15 Jul 2019

When My Soul Flaps Over The Church

I suppose it’s because you can’t take the pastor out of me.

But I have these tendencies - of a mother hen. Before you genderise this, remember Jesus referred to himself similarly!

Just that I am not mothering a specific local congregation right now. But my pastoral-mother-hen heart clucks up a notch at news of those who are lost, burdened, and struggling to grow in the LORD.

Here’re some scenarios that get my soul flapping:

1. news that spiritual babies are not being fed a proper basic diet to establish their health
2. that children, the elderly and non-mainstream folks don’t have a place at the table, the worship order and the missions expression.
3. another leader doing what other leaders are doing (especially traveling overseas) and it smacks of “look, I am successful”
4. when we take our western diets and without taking time to learn, love and live with a different culture, tell them this is the christian life, spiritual progress…
5. turning to triumphalistic story-telling as our main way of gospel sharing which leaves many struggling in the dust
6. failing to love the whole person - body, soul, spirit + past, present and future - not doing the hard work of seeing with God’s eyes
7. hoarding souls rather than sending them soaring
8. pride: disguised, veiled, ugly and on display (including mine, especially mine).
9. going over the same debates (worship styles, women etc) as if the church has made no progress on these weighty matters - because we did not bother to read, think, dialogue.
10. impatience: it’s everywhere, in city-living, and it colours our own walk, and the way we do and evaluate everything.
11. refusing to learn from wider wisdom, do research and practise discernment which leads to all sorts of poor decisions, esp the decision to promote and appoint based on oftentimes very worldly values.
12. consumer faith (this is huge and I have written on it  here (back in 2007!) ) - which promotes not simple, but simplistic faith.


These are serious issues that weaken our faith life, communities and witness.



Singapore loves how her smallness can contain so much. It is true. Our miraculous nature is pretty obvious. So we are excited, excited that God has something special in store for us (actually, He has something special for every nation)… and this label that we are Antioch is such a great shorthand for us to park everything under.

Antioch represents a fresh wind - away from Jerusalem - where the buzz of global missions outreach and the site where we first got our IDs as ‘christians’.

Just that, we are now 2000 years away, in a very different world. The term ‘christian’ now means very differently to what it meant then. Since globalisation and the internet, the world is also both closer and more polarised than it ever was.

So we have a lot of hard- thinking and heart-searching to do.



I also found, that it is easy to complain.

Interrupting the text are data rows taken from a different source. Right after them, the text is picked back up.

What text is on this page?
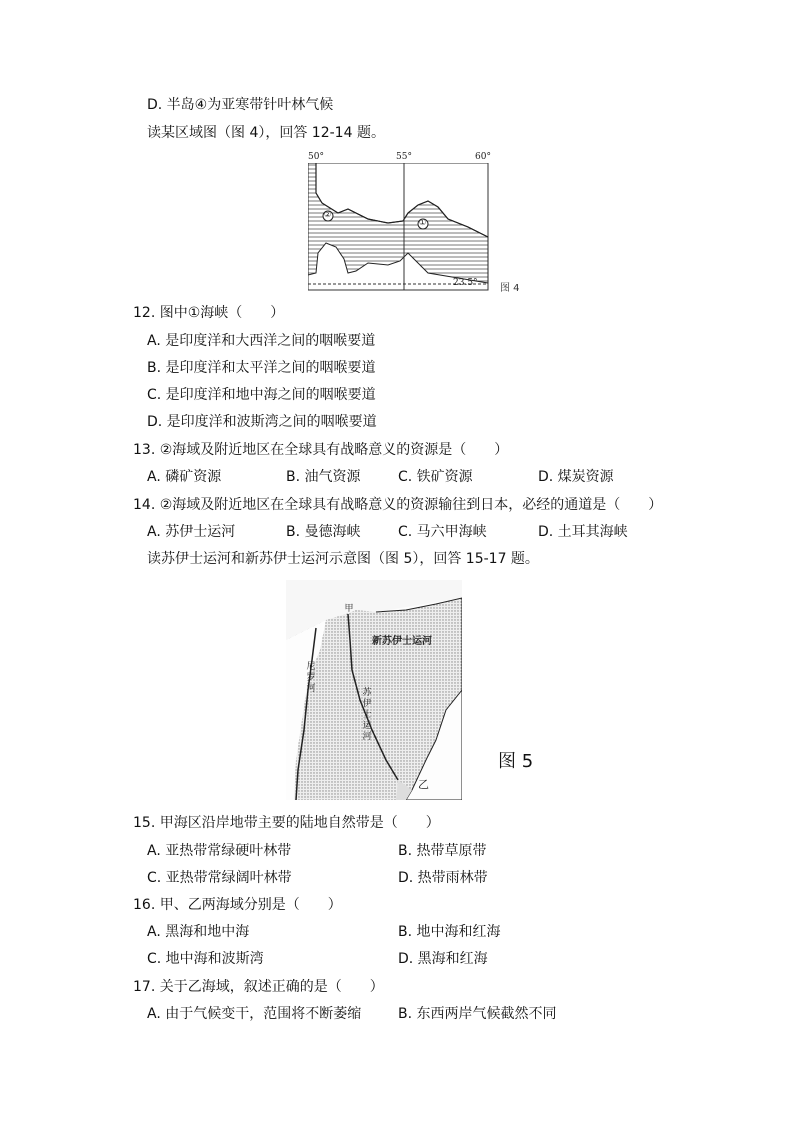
D. 半岛④为亚寒带针叶林气候
读某区域图（图 4），回答 12-14 题。
50°	55°	60°
①
②
23.5° 图 4
12. 图中①海峡（　　）
A. 是印度洋和大西洋之间的咽喉要道
B. 是印度洋和太平洋之间的咽喉要道
C. 是印度洋和地中海之间的咽喉要道
D. 是印度洋和波斯湾之间的咽喉要道
13. ②海域及附近地区在全球具有战略意义的资源是（　　）
A. 磷矿资源	B. 油气资源	C. 铁矿资源	D. 煤炭资源
14. ②海域及附近地区在全球具有战略意义的资源输往到日本，必经的通道是（　　）
A. 苏伊士运河	B. 曼德海峡	C. 马六甲海峡	D. 土耳其海峡
读苏伊士运河和新苏伊士运河示意图（图 5），回答 15-17 题。
甲
新苏伊士运河
尼罗河	苏伊士运河
乙
图 5
15. 甲海区沿岸地带主要的陆地自然带是（　　）
A. 亚热带常绿硬叶林带	B. 热带草原带
C. 亚热带常绿阔叶林带	D. 热带雨林带
16. 甲、乙两海域分别是（　　）
A. 黑海和地中海	B. 地中海和红海
C. 地中海和波斯湾	D. 黑海和红海
17. 关于乙海域，叙述正确的是（　　）
A. 由于气候变干，范围将不断萎缩	B. 东西两岸气候截然不同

But God has called us to edify. So this is what I decide to do these days:

- I talk to people who may share these concerns and have answers (and it is very heartening to find that the Spirit is stirring and people are doing things about some of these*)
- I use my platforms to raise them when I can (such as here and here )
- I pray, for God Almighty reminds me this old truth I learnt in my youth: “more things are wrought by prayer than… (EM Bounds I believe it was)”


Share in the comments:
Do you share any of these concerns?
What do you do when your soul flaps over the church?


And here's some cheer --

*Areas people are acting on - already and upcoming for points:
2. several churches now have teams that look into this (check The Cathedral Podcast where I speak to a few such folks!)
4. we have think-tanks...and there will be work to link, strengthen and maybe have our own version of Gallup or Barna!



I looked up some images of churches in Sg (of course, home churches and those in industrial estates etc won't turn up...) Look at the lovely architecture. God is building a thing of beauty, our call is to be pillar of truth in society (1 Tim 3v15). Ain't very often we pause to give thanks, appreciate and savour what we have!